The central idea is what is learning? (The Earl of Southampton, who the play was likely intended for was very interested in learning and in education of all England). Is learning meant to produce a man like Holoferness who can barely be understood by the common man? Is learning for learning sake like light shining on light for no real overall gain but to be blind in it, like Holoferness. Or, as suggested, is the man who possesses the learning, and his actions, the measure of the worth of learning. Is learning to be found in doing and in nature and in woo-ing? Indeed, the master of words and word smithery symbolically smashes his guitar, cuts his ear off, throws his paints against the wall in comic anger at the very realization of the limits of words to pierce the soul and the essence of being. Maybe Shakespeare mocks, here, certain types of learn-ed and masters of language bringing to light the need for action to make learning real in the world, which may have been the Earl of Southhampton's educational theme. Shakepeare has a masters ability to paint but a deep appreciation for the simple and straightforward and real. The play also gives much credit to the good common sense of the English language "sans sans" and clothed in good peasant stuff. Only Hamlet possibly gives a more intimate look at Shakespeare.
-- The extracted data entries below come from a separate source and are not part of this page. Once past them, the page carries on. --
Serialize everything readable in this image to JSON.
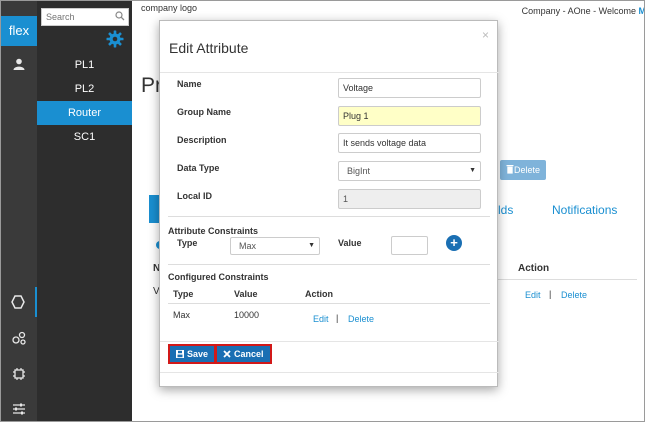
{
  "rail": {
    "logo": "flex",
    "icons": [
      "user-icon",
      "hexagon-icon",
      "network-icon",
      "chip-icon",
      "sliders-icon"
    ]
  },
  "sidebar": {
    "search_placeholder": "Search",
    "items": [
      {
        "label": "PL1",
        "active": false
      },
      {
        "label": "PL2",
        "active": false
      },
      {
        "label": "Router",
        "active": true
      },
      {
        "label": "SC1",
        "active": false
      }
    ]
  },
  "header": {
    "company_logo": "company logo",
    "welcome_text": "Company - AOne - Welcome",
    "user_initial": "M"
  },
  "background": {
    "page_title": "Pr",
    "delete_label": "Delete",
    "tab_fields": "lds",
    "tab_notifications": "Notifications",
    "col_n": "N",
    "col_v": "V",
    "action_header": "Action",
    "edit_label": "Edit",
    "sep": "|",
    "delete_link": "Delete"
  },
  "modal": {
    "title": "Edit Attribute",
    "close": "×",
    "fields": {
      "name_label": "Name",
      "name_value": "Voltage",
      "group_label": "Group Name",
      "group_value": "Plug 1",
      "desc_label": "Description",
      "desc_value": "It sends voltage data",
      "type_label": "Data Type",
      "type_value": "BigInt",
      "id_label": "Local ID",
      "id_value": "1"
    },
    "constraints": {
      "title": "Attribute Constraints",
      "type_label": "Type",
      "type_value": "Max",
      "value_label": "Value",
      "value_input": "",
      "add": "+"
    },
    "configured": {
      "title": "Configured Constraints",
      "headers": [
        "Type",
        "Value",
        "Action"
      ],
      "rows": [
        {
          "type": "Max",
          "value": "10000",
          "edit": "Edit",
          "sep": "|",
          "delete": "Delete"
        }
      ]
    },
    "buttons": {
      "save": "Save",
      "cancel": "Cancel"
    }
  },
  "colors": {
    "accent": "#1a8fd1",
    "button": "#1a6fb3",
    "highlight_border": "#d21919",
    "rail": "#3a3a3a",
    "sidebar": "#2d2d2d"
  }
}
Goddard warns, however, not to make too much out of the play it is highly elusive and we may never know Shakespeare's intent. He leaves it to you. The Meaning of Shakespeare Vol. 1

The movie with Kenneth Braughnow Love's Labour's Lost was pretty terrible. The BBC production Love's Labour's Lost Plays: Written by William Shakespeare BBC was good, John Well's performance of Holofornes was subtly dignified, yet ridiculous without trying, which was probably Shakespeare intent. Kenneth Broughnow's version was absurd, lacked the subtlety, it tried too hard to make the obvious funny, like some laugh track to tell the audience something is supposed to be funny. Plus it left a lot out. The BBC version is thorough and one could get a clear understanding of the play after watching it.